Какое же сегодня число? Ха-ха! Какая разница! У тебя все еще впереди. Целые годы.

Вдруг его обуял прилив неукротимого оптимизма. Ему вдруг пришла в голову мысль попытаться побить мировой рекорд — рекорд, который существовал в Америке с незабываемых дней разгула девяностых годов, со времен знаменитого гуляки Джима Брейди. Бронзовые таблички с именем Прюитта будут укреплены на всех винокуренных заводах Луизвиля, фабричная марка «Прюитт» приобретет всемирную известность. В ПАМЯТЬ О РОБЕРТЕ ПРЮИТТЕ, ОБЛАДАТЕЛЕ МИРОВОГО РЕКОРДА… Ведь этот рекорд на протяжении жизни последних пяти или шести поколений неизменно находится в руках американцев. Как и многие другие рекорды. Да, что и говорить! Америка — великая страна. Самые большие апельсины и грейпфруты — в Америке. Самые… Самые…
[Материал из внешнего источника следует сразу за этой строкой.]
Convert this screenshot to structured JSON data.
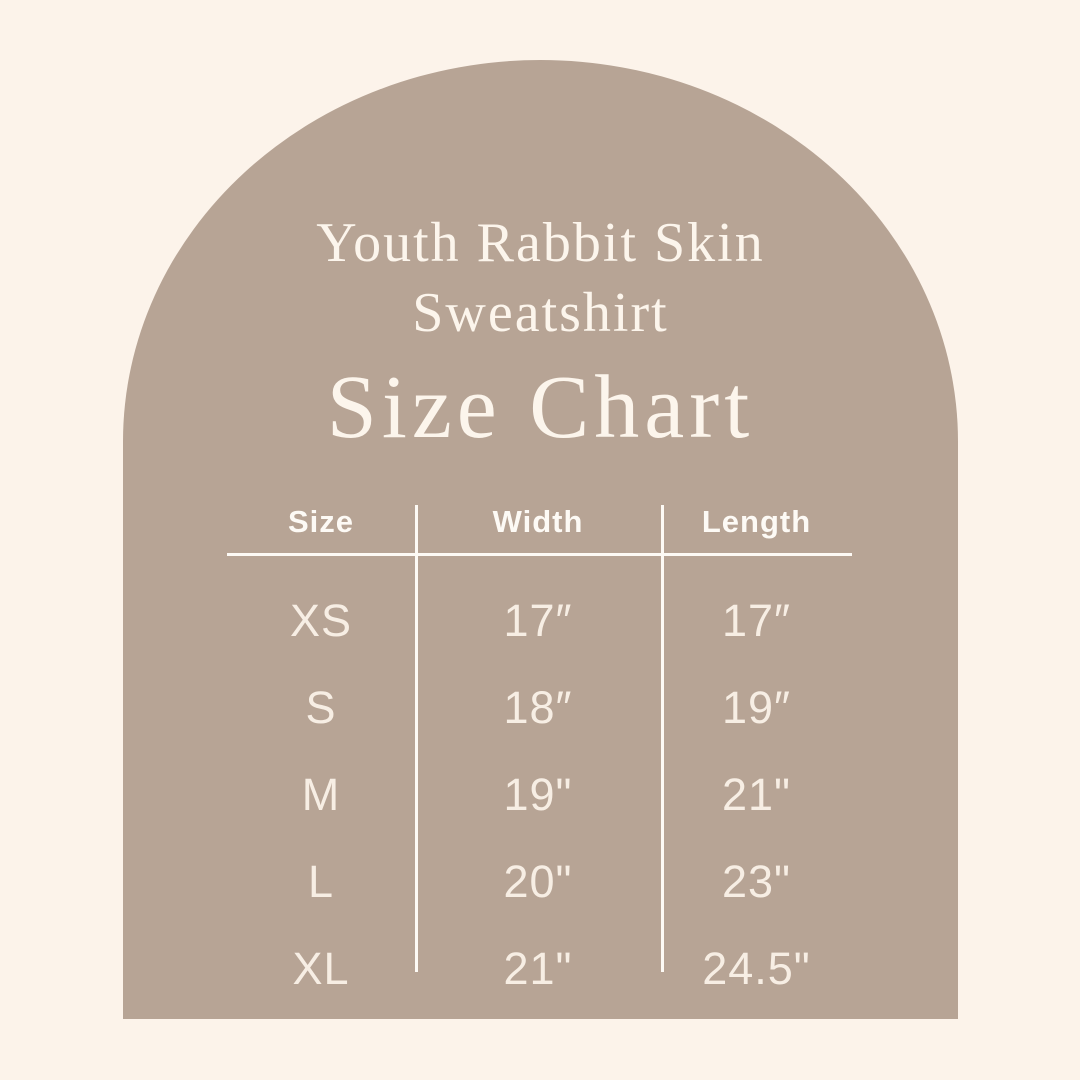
{
  "theme": {
    "bg": "#FCF3EA",
    "arch": "#B7A495",
    "title": "#FCF5EC",
    "rowtext": "#F7EEE4",
    "linecol": "#FDFAF5"
  },
  "header": {
    "title_line1": "Youth Rabbit Skin",
    "title_line2": "Sweatshirt",
    "subtitle": "Size Chart"
  },
  "chart_data": {
    "type": "table",
    "title": "Youth Rabbit Skin Sweatshirt Size Chart",
    "columns": [
      "Size",
      "Width",
      "Length"
    ],
    "rows": [
      {
        "size": "XS",
        "width": "17″",
        "length": "17″"
      },
      {
        "size": "S",
        "width": "18″",
        "length": "19″"
      },
      {
        "size": "M",
        "width": "19\"",
        "length": "21\""
      },
      {
        "size": "L",
        "width": "20\"",
        "length": "23\""
      },
      {
        "size": "XL",
        "width": "21\"",
        "length": "24.5\""
      }
    ]
  }
}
Прюитт быстро встал и с рассеянным взглядом прошел через комнату к веранде, но светомаскировочные шторы на дверях были уже спущены. Он повернул обратно, вошел в кухню и сел.

В спальне Жоржетты, запертой на ключ — Жоржетта теперь запиралась на ночь — был слышен ее голос:

— Знаешь, говори, что хочешь, а я уверена: рано или поздно беды не миновать. Я превратилась в комок нервов. Так дальше продолжаться не может.

И та, и другая это понимали, но ни та, ни другая не знали, что делать. Все, что они могли придумать, они уже сделали. Но в конце концов ход событий ускорил сам Прюитт.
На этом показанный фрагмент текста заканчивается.